Boeing to Test Advanced Electronic Warfare Suite on Apache
MESA, Arizona, July 19, 1999 -- Advanced electronic warfare countermeasures for U.S. Army rotorcraft will get their first in-flight shakedowns this summer aboard the next-generation Boeing-built AH-64D Apache Longbow multi-role combat helicopter.
The Boeing Company in Mesa, Ariz., has integrated the lightweight AN/ALQ-211 Suite of Integrated Radio-Frequency Countermeasures -- or SIRFC -- equipment into an Apache Longbow prototype aircraft for flight test and evaluations.
Boeing pilots and support teams will conduct the tests, which begin later this month and continue through mid-October, at the U.S. Navy electronic warfare range at China Lake, Calif.
Boeing is under contract to the U.S. Army along with ITT Industries, Avionics Division, Clifton, N.J., the developer of SIRFC.
The expanded electronic warfare capabilities will enhance survivability and effectiveness of Army rotorcraft.

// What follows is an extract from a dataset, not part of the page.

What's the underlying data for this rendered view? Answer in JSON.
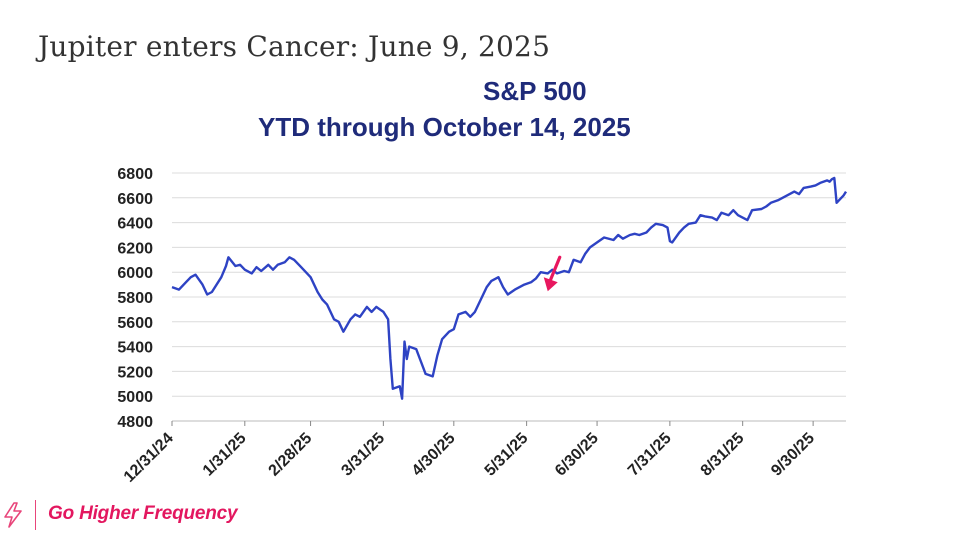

SIRFC uses radar warning, active radar jamming and passive radar frequency target detection and classification to enable crews to avoid potentially dangerous situations in flight. SIRFC allows information, such as threat locations and ranges, to be overlaid on a digital map to enhance situational awareness.
SIRFC, which will be qualified by the Army for use on its rotorcraft beginning in early 2000, is designed to significantly expand the capabilities of the Apache Longbow, Special Operations MH-47 Chinooks and MH-60 Black Hawks. The U.S. Air Force chose the system last year for its special operations CV-22 Osprey tiltrotor aircraft.
SIRFC has been studied in a laboratory environment, completing a series of simulation tests and evaluations that demonstrated the ability of flight crews to evade simulated air-to-air missiles, use nap-of-the-earth flight to hide from threats, and identify threats that non-SIRFC-equipped aircraft could not see.